On a larger title, you’ll be responsible for creating sound for one area. Doing everything required from recording source sounds, editing and manipulating them in software, implementing them in middleware tools, mixing them and testing them in-game. It could be taking ‘ownership’ of foley/movement, environment/world sounds, weapons, music editing/implementation or dialogue post-production.
On a small team, one person could be doing it all!
On larger teams there’s also the role of technical sound designer. Some people have a natural affinity for system design, integration and technical problem solving. They love creating complex patches with Max MSP scripting. They still have to be creative, but this ‘technical skill’ is a passion and strength.

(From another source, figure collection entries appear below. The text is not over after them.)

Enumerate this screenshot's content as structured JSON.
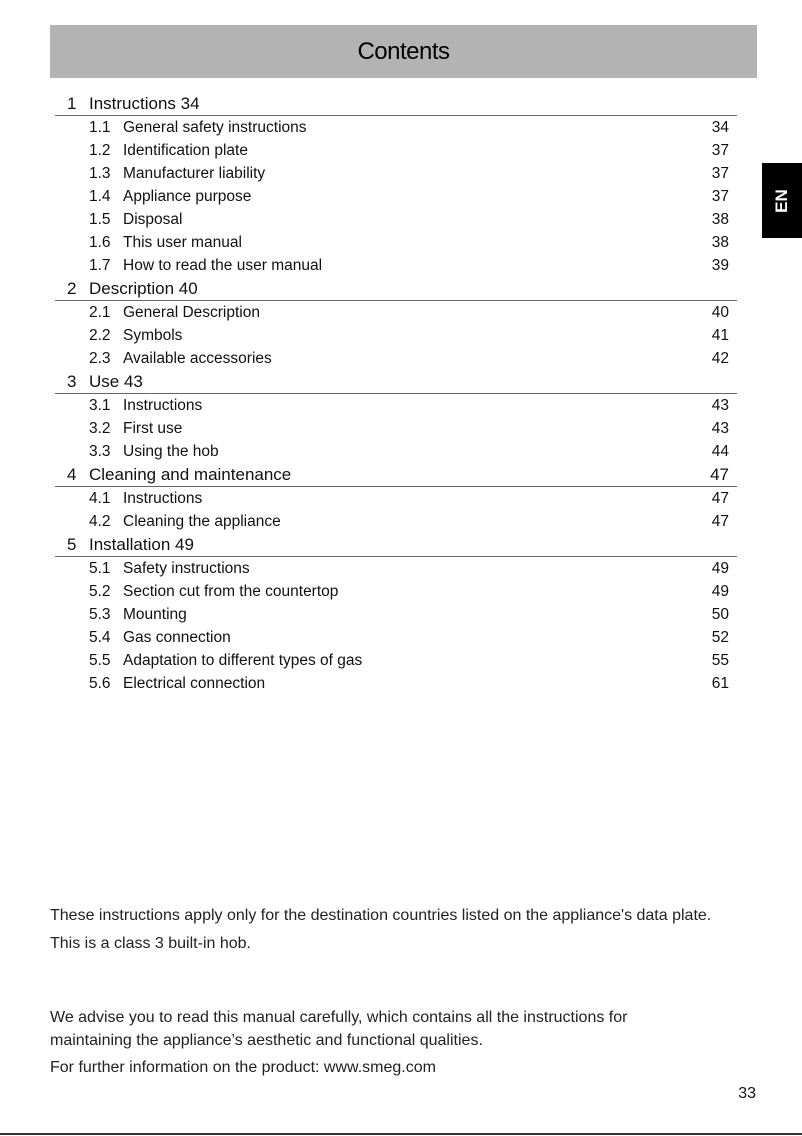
{
  "header": {
    "title": "Contents"
  },
  "language_tab": "EN",
  "sections": [
    {
      "num": "1",
      "title": "Instructions 34",
      "page": "",
      "items": [
        {
          "num": "1.1",
          "title": "General safety instructions",
          "page": "34"
        },
        {
          "num": "1.2",
          "title": "Identification plate",
          "page": "37"
        },
        {
          "num": "1.3",
          "title": "Manufacturer liability",
          "page": "37"
        },
        {
          "num": "1.4",
          "title": "Appliance purpose",
          "page": "37"
        },
        {
          "num": "1.5",
          "title": "Disposal",
          "page": "38"
        },
        {
          "num": "1.6",
          "title": "This user manual",
          "page": "38"
        },
        {
          "num": "1.7",
          "title": "How to read the user manual",
          "page": "39"
        }
      ]
    },
    {
      "num": "2",
      "title": "Description 40",
      "page": "",
      "items": [
        {
          "num": "2.1",
          "title": "General Description",
          "page": "40"
        },
        {
          "num": "2.2",
          "title": "Symbols",
          "page": "41"
        },
        {
          "num": "2.3",
          "title": "Available accessories",
          "page": "42"
        }
      ]
    },
    {
      "num": "3",
      "title": "Use 43",
      "page": "",
      "items": [
        {
          "num": "3.1",
          "title": "Instructions",
          "page": "43"
        },
        {
          "num": "3.2",
          "title": "First use",
          "page": "43"
        },
        {
          "num": "3.3",
          "title": "Using the hob",
          "page": "44"
        }
      ]
    },
    {
      "num": "4",
      "title": "Cleaning and maintenance",
      "page": "47",
      "items": [
        {
          "num": "4.1",
          "title": "Instructions",
          "page": "47"
        },
        {
          "num": "4.2",
          "title": "Cleaning the appliance",
          "page": "47"
        }
      ]
    },
    {
      "num": "5",
      "title": "Installation 49",
      "page": "",
      "items": [
        {
          "num": "5.1",
          "title": "Safety instructions",
          "page": "49"
        },
        {
          "num": "5.2",
          "title": "Section cut from the countertop",
          "page": "49"
        },
        {
          "num": "5.3",
          "title": "Mounting",
          "page": "50"
        },
        {
          "num": "5.4",
          "title": "Gas connection",
          "page": "52"
        },
        {
          "num": "5.5",
          "title": "Adaptation to different types of gas",
          "page": "55"
        },
        {
          "num": "5.6",
          "title": "Electrical connection",
          "page": "61"
        }
      ]
    }
  ],
  "footer": {
    "line1": "These instructions apply only for the destination countries listed on the appliance's data plate.",
    "line2": "This is a class 3 built-in hob.",
    "line3": "We advise you to read this manual carefully, which contains all the instructions for",
    "line4": "maintaining the appliance’s aesthetic and functional qualities.",
    "line5": "For further information on the product: www.smeg.com",
    "page_number": "33"
  }
}
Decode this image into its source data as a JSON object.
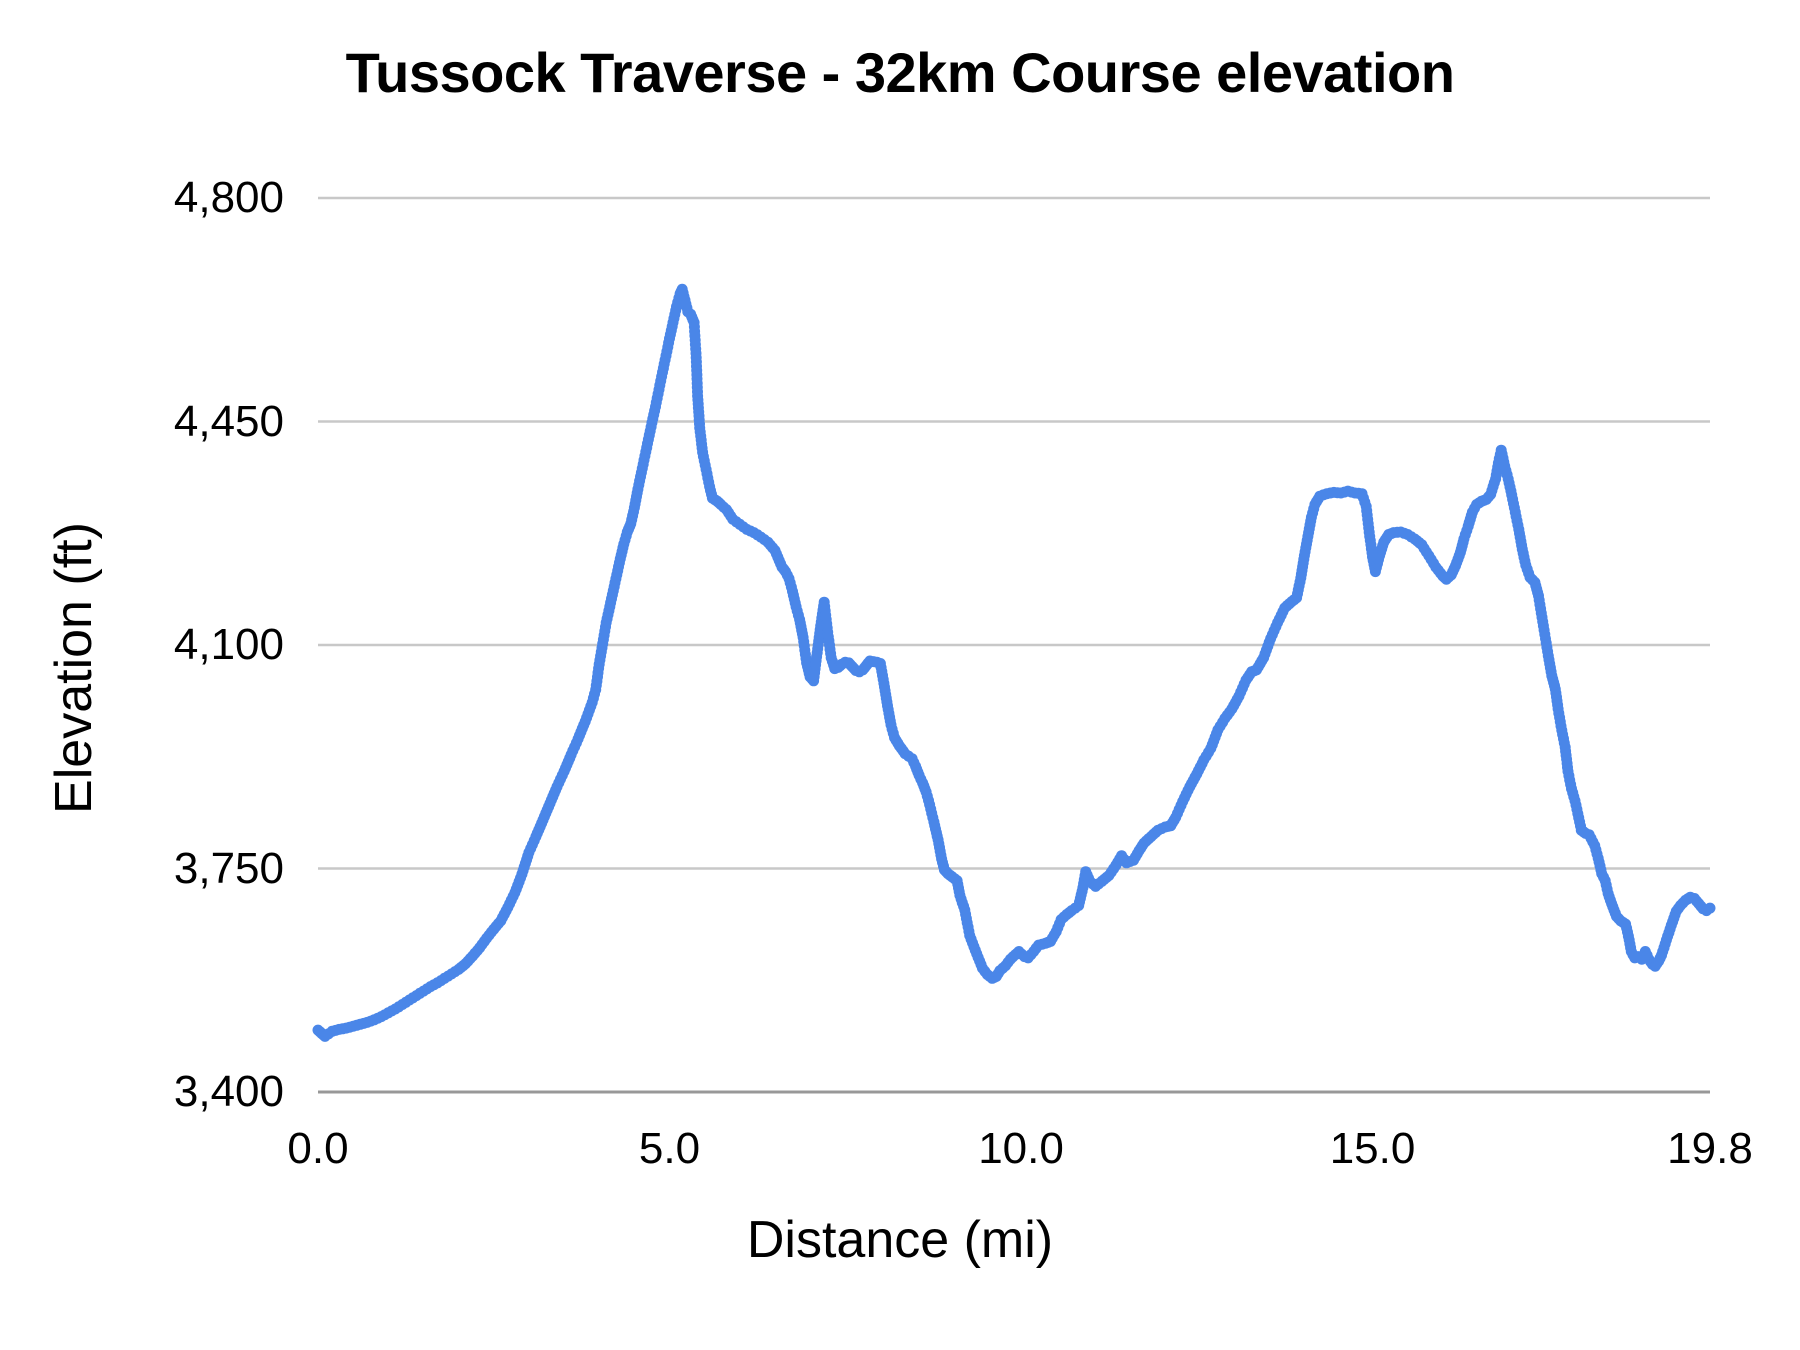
{
  "chart_data": {
    "type": "line",
    "title": "Tussock Traverse - 32km Course elevation",
    "xlabel": "Distance (mi)",
    "ylabel": "Elevation (ft)",
    "xlim": [
      0,
      19.8
    ],
    "ylim": [
      3400,
      4800
    ],
    "x_ticks": [
      0.0,
      5.0,
      10.0,
      15.0,
      19.8
    ],
    "x_tick_labels": [
      "0.0",
      "5.0",
      "10.0",
      "15.0",
      "19.8"
    ],
    "y_ticks": [
      3400,
      3750,
      4100,
      4450,
      4800
    ],
    "y_tick_labels": [
      "3,400",
      "3,750",
      "4,100",
      "4,450",
      "4,800"
    ],
    "grid": "horizontal",
    "legend": "none",
    "marker": "circle",
    "line_color": "#4a86e8",
    "grid_color": "#c8c8c8",
    "axis_color": "#989898",
    "text_color": "#000000",
    "series": [
      {
        "name": "Elevation",
        "points": [
          [
            0.0,
            3497
          ],
          [
            0.05,
            3492
          ],
          [
            0.1,
            3487
          ],
          [
            0.15,
            3491
          ],
          [
            0.2,
            3495
          ],
          [
            0.3,
            3498
          ],
          [
            0.4,
            3500
          ],
          [
            0.5,
            3503
          ],
          [
            0.6,
            3506
          ],
          [
            0.7,
            3509
          ],
          [
            0.8,
            3513
          ],
          [
            0.9,
            3518
          ],
          [
            1.0,
            3524
          ],
          [
            1.1,
            3530
          ],
          [
            1.2,
            3537
          ],
          [
            1.3,
            3544
          ],
          [
            1.4,
            3551
          ],
          [
            1.5,
            3558
          ],
          [
            1.6,
            3565
          ],
          [
            1.7,
            3571
          ],
          [
            1.8,
            3578
          ],
          [
            1.9,
            3585
          ],
          [
            2.0,
            3592
          ],
          [
            2.1,
            3601
          ],
          [
            2.2,
            3613
          ],
          [
            2.3,
            3626
          ],
          [
            2.4,
            3641
          ],
          [
            2.5,
            3655
          ],
          [
            2.6,
            3668
          ],
          [
            2.7,
            3689
          ],
          [
            2.8,
            3712
          ],
          [
            2.9,
            3741
          ],
          [
            3.0,
            3775
          ],
          [
            3.1,
            3800
          ],
          [
            3.2,
            3826
          ],
          [
            3.3,
            3852
          ],
          [
            3.4,
            3878
          ],
          [
            3.5,
            3902
          ],
          [
            3.6,
            3928
          ],
          [
            3.7,
            3953
          ],
          [
            3.8,
            3980
          ],
          [
            3.9,
            4010
          ],
          [
            3.95,
            4030
          ],
          [
            4.0,
            4070
          ],
          [
            4.05,
            4102
          ],
          [
            4.1,
            4135
          ],
          [
            4.15,
            4160
          ],
          [
            4.2,
            4185
          ],
          [
            4.25,
            4210
          ],
          [
            4.3,
            4235
          ],
          [
            4.35,
            4258
          ],
          [
            4.4,
            4277
          ],
          [
            4.45,
            4290
          ],
          [
            4.5,
            4315
          ],
          [
            4.55,
            4344
          ],
          [
            4.6,
            4370
          ],
          [
            4.65,
            4396
          ],
          [
            4.7,
            4422
          ],
          [
            4.75,
            4448
          ],
          [
            4.8,
            4473
          ],
          [
            4.85,
            4500
          ],
          [
            4.9,
            4527
          ],
          [
            4.95,
            4553
          ],
          [
            5.0,
            4580
          ],
          [
            5.05,
            4605
          ],
          [
            5.1,
            4630
          ],
          [
            5.15,
            4650
          ],
          [
            5.18,
            4657
          ],
          [
            5.22,
            4640
          ],
          [
            5.26,
            4622
          ],
          [
            5.3,
            4618
          ],
          [
            5.35,
            4605
          ],
          [
            5.38,
            4550
          ],
          [
            5.4,
            4490
          ],
          [
            5.43,
            4440
          ],
          [
            5.47,
            4402
          ],
          [
            5.52,
            4375
          ],
          [
            5.57,
            4348
          ],
          [
            5.61,
            4330
          ],
          [
            5.68,
            4325
          ],
          [
            5.73,
            4320
          ],
          [
            5.81,
            4312
          ],
          [
            5.9,
            4297
          ],
          [
            6.0,
            4289
          ],
          [
            6.1,
            4281
          ],
          [
            6.2,
            4276
          ],
          [
            6.3,
            4269
          ],
          [
            6.4,
            4261
          ],
          [
            6.5,
            4248
          ],
          [
            6.6,
            4222
          ],
          [
            6.65,
            4215
          ],
          [
            6.7,
            4204
          ],
          [
            6.75,
            4184
          ],
          [
            6.8,
            4160
          ],
          [
            6.85,
            4140
          ],
          [
            6.9,
            4112
          ],
          [
            6.95,
            4072
          ],
          [
            7.0,
            4050
          ],
          [
            7.05,
            4044
          ],
          [
            7.1,
            4088
          ],
          [
            7.15,
            4130
          ],
          [
            7.2,
            4167
          ],
          [
            7.25,
            4120
          ],
          [
            7.3,
            4080
          ],
          [
            7.35,
            4063
          ],
          [
            7.4,
            4065
          ],
          [
            7.45,
            4070
          ],
          [
            7.5,
            4073
          ],
          [
            7.55,
            4072
          ],
          [
            7.6,
            4066
          ],
          [
            7.65,
            4060
          ],
          [
            7.7,
            4058
          ],
          [
            7.75,
            4061
          ],
          [
            7.8,
            4068
          ],
          [
            7.85,
            4075
          ],
          [
            7.9,
            4074
          ],
          [
            7.95,
            4073
          ],
          [
            8.0,
            4071
          ],
          [
            8.05,
            4040
          ],
          [
            8.1,
            4005
          ],
          [
            8.15,
            3975
          ],
          [
            8.2,
            3955
          ],
          [
            8.27,
            3942
          ],
          [
            8.35,
            3930
          ],
          [
            8.45,
            3922
          ],
          [
            8.5,
            3910
          ],
          [
            8.55,
            3896
          ],
          [
            8.6,
            3884
          ],
          [
            8.65,
            3870
          ],
          [
            8.7,
            3850
          ],
          [
            8.76,
            3823
          ],
          [
            8.82,
            3795
          ],
          [
            8.87,
            3765
          ],
          [
            8.91,
            3748
          ],
          [
            8.96,
            3742
          ],
          [
            9.02,
            3737
          ],
          [
            9.09,
            3731
          ],
          [
            9.13,
            3708
          ],
          [
            9.2,
            3685
          ],
          [
            9.27,
            3645
          ],
          [
            9.35,
            3622
          ],
          [
            9.45,
            3594
          ],
          [
            9.52,
            3584
          ],
          [
            9.59,
            3578
          ],
          [
            9.65,
            3581
          ],
          [
            9.7,
            3590
          ],
          [
            9.78,
            3598
          ],
          [
            9.85,
            3608
          ],
          [
            9.92,
            3615
          ],
          [
            9.97,
            3620
          ],
          [
            10.05,
            3612
          ],
          [
            10.1,
            3610
          ],
          [
            10.18,
            3620
          ],
          [
            10.25,
            3630
          ],
          [
            10.35,
            3633
          ],
          [
            10.42,
            3636
          ],
          [
            10.5,
            3651
          ],
          [
            10.57,
            3670
          ],
          [
            10.65,
            3678
          ],
          [
            10.72,
            3684
          ],
          [
            10.82,
            3692
          ],
          [
            10.88,
            3720
          ],
          [
            10.92,
            3745
          ],
          [
            10.98,
            3730
          ],
          [
            11.06,
            3722
          ],
          [
            11.15,
            3730
          ],
          [
            11.25,
            3739
          ],
          [
            11.35,
            3755
          ],
          [
            11.43,
            3770
          ],
          [
            11.5,
            3759
          ],
          [
            11.6,
            3763
          ],
          [
            11.68,
            3778
          ],
          [
            11.75,
            3790
          ],
          [
            11.85,
            3800
          ],
          [
            11.95,
            3810
          ],
          [
            12.05,
            3815
          ],
          [
            12.13,
            3817
          ],
          [
            12.2,
            3830
          ],
          [
            12.3,
            3855
          ],
          [
            12.4,
            3878
          ],
          [
            12.5,
            3898
          ],
          [
            12.6,
            3920
          ],
          [
            12.7,
            3938
          ],
          [
            12.8,
            3967
          ],
          [
            12.9,
            3985
          ],
          [
            13.0,
            4000
          ],
          [
            13.1,
            4020
          ],
          [
            13.2,
            4045
          ],
          [
            13.28,
            4058
          ],
          [
            13.35,
            4061
          ],
          [
            13.45,
            4080
          ],
          [
            13.55,
            4110
          ],
          [
            13.65,
            4135
          ],
          [
            13.75,
            4158
          ],
          [
            13.85,
            4168
          ],
          [
            13.92,
            4174
          ],
          [
            13.98,
            4205
          ],
          [
            14.03,
            4240
          ],
          [
            14.08,
            4270
          ],
          [
            14.13,
            4300
          ],
          [
            14.18,
            4320
          ],
          [
            14.25,
            4333
          ],
          [
            14.35,
            4337
          ],
          [
            14.45,
            4339
          ],
          [
            14.55,
            4338
          ],
          [
            14.65,
            4341
          ],
          [
            14.75,
            4338
          ],
          [
            14.85,
            4337
          ],
          [
            14.91,
            4317
          ],
          [
            14.96,
            4270
          ],
          [
            15.0,
            4238
          ],
          [
            15.04,
            4215
          ],
          [
            15.1,
            4240
          ],
          [
            15.16,
            4261
          ],
          [
            15.23,
            4273
          ],
          [
            15.3,
            4276
          ],
          [
            15.4,
            4277
          ],
          [
            15.5,
            4273
          ],
          [
            15.6,
            4266
          ],
          [
            15.7,
            4257
          ],
          [
            15.8,
            4240
          ],
          [
            15.9,
            4222
          ],
          [
            16.0,
            4208
          ],
          [
            16.05,
            4203
          ],
          [
            16.12,
            4210
          ],
          [
            16.18,
            4224
          ],
          [
            16.25,
            4245
          ],
          [
            16.3,
            4266
          ],
          [
            16.36,
            4286
          ],
          [
            16.42,
            4308
          ],
          [
            16.48,
            4320
          ],
          [
            16.55,
            4325
          ],
          [
            16.62,
            4328
          ],
          [
            16.68,
            4336
          ],
          [
            16.75,
            4360
          ],
          [
            16.79,
            4385
          ],
          [
            16.83,
            4405
          ],
          [
            16.88,
            4380
          ],
          [
            16.93,
            4360
          ],
          [
            16.98,
            4335
          ],
          [
            17.03,
            4308
          ],
          [
            17.08,
            4281
          ],
          [
            17.13,
            4250
          ],
          [
            17.18,
            4225
          ],
          [
            17.24,
            4206
          ],
          [
            17.31,
            4198
          ],
          [
            17.36,
            4177
          ],
          [
            17.4,
            4150
          ],
          [
            17.46,
            4110
          ],
          [
            17.5,
            4083
          ],
          [
            17.55,
            4052
          ],
          [
            17.6,
            4031
          ],
          [
            17.64,
            4000
          ],
          [
            17.68,
            3973
          ],
          [
            17.74,
            3940
          ],
          [
            17.78,
            3902
          ],
          [
            17.83,
            3875
          ],
          [
            17.88,
            3856
          ],
          [
            17.92,
            3836
          ],
          [
            17.97,
            3810
          ],
          [
            18.03,
            3805
          ],
          [
            18.08,
            3803
          ],
          [
            18.16,
            3786
          ],
          [
            18.21,
            3766
          ],
          [
            18.26,
            3742
          ],
          [
            18.31,
            3731
          ],
          [
            18.35,
            3711
          ],
          [
            18.4,
            3695
          ],
          [
            18.47,
            3675
          ],
          [
            18.53,
            3668
          ],
          [
            18.6,
            3663
          ],
          [
            18.64,
            3644
          ],
          [
            18.68,
            3620
          ],
          [
            18.73,
            3610
          ],
          [
            18.78,
            3612
          ],
          [
            18.83,
            3608
          ],
          [
            18.88,
            3620
          ],
          [
            18.93,
            3608
          ],
          [
            18.98,
            3600
          ],
          [
            19.02,
            3597
          ],
          [
            19.07,
            3605
          ],
          [
            19.11,
            3614
          ],
          [
            19.18,
            3638
          ],
          [
            19.25,
            3661
          ],
          [
            19.32,
            3683
          ],
          [
            19.38,
            3692
          ],
          [
            19.45,
            3700
          ],
          [
            19.52,
            3705
          ],
          [
            19.58,
            3703
          ],
          [
            19.64,
            3695
          ],
          [
            19.7,
            3687
          ],
          [
            19.75,
            3684
          ],
          [
            19.8,
            3688
          ]
        ]
      }
    ]
  }
}
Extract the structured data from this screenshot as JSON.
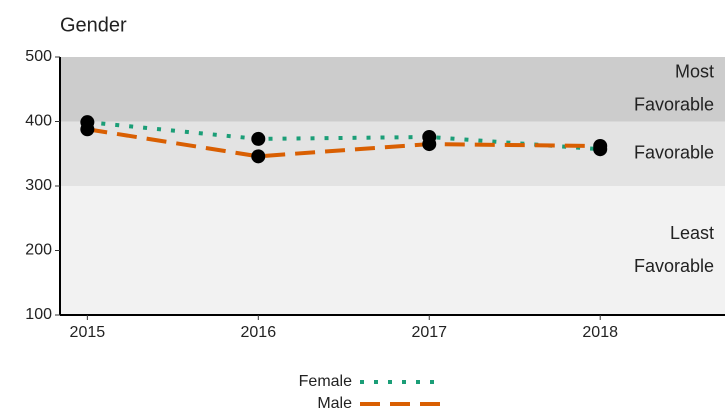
{
  "chart_data": {
    "type": "line",
    "title": "Gender",
    "x": [
      2015,
      2016,
      2017,
      2018
    ],
    "xlim": [
      2014.84,
      2018.73
    ],
    "xticks": [
      2015,
      2016,
      2017,
      2018
    ],
    "ylim": [
      100,
      500
    ],
    "yticks": [
      100,
      200,
      300,
      400,
      500
    ],
    "bands": [
      {
        "from": 100,
        "to": 300,
        "color": "#f2f2f2",
        "label": [
          "Least",
          "Favorable"
        ]
      },
      {
        "from": 300,
        "to": 400,
        "color": "#e3e3e3",
        "label": [
          "Favorable"
        ]
      },
      {
        "from": 400,
        "to": 500,
        "color": "#cccccc",
        "label": [
          "Most",
          "Favorable"
        ]
      }
    ],
    "series": [
      {
        "name": "Female",
        "color": "#1b9e77",
        "style": "dotted",
        "values": [
          399,
          373,
          376,
          357
        ]
      },
      {
        "name": "Male",
        "color": "#d95f02",
        "style": "dashed",
        "values": [
          388,
          346,
          365,
          362
        ]
      }
    ],
    "point_color": "#000000"
  }
}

Conversely, a ‘creative sound designer’ needs to understand implementation. These roles aren’t mutually exclusive.
You’ll also be liaising with other disciplines — art, animation, design, programming. If you want to know what’s really going on, ask a sound designer! Audio is last in the development chain (although work will have started even in pre-production) — we have a lot of dependency on other disciplines, so we need to know where they’re at. Are they going to hit their deadlines or impact ours?
John Broomhall: As a senior audio director hiring sound designers, what are you looking for in a candidate?
Adele Cutting: With a large sound team in-house you can absorb different personalities but when it’s your company and your personal reputation on the line you have to be so careful. Aside from technical skills, good personal skills and professionalism are vital. Communication is key and it’s essential we’re working together and supporting each other as a team.
Naturally, you want people you enjoy being around, but professionalism is the key thing — a ‘no problem’ attitude.
More experienced designers need to work fast — there’s no fat when you’re freelance; you need to be organised and efficient; a positive problem-solver; fun to work with; a do-er with great ears, who doesn’t moan when clients change requirements or moan to other team members.
Obviously, it’s a given you must have sound design skills but it’s also these soft skills — honesty, a can-do attitude, super-hot organisation and heading off trouble at the pass, not being rude, communication — these make people successful and the kind you want to work with.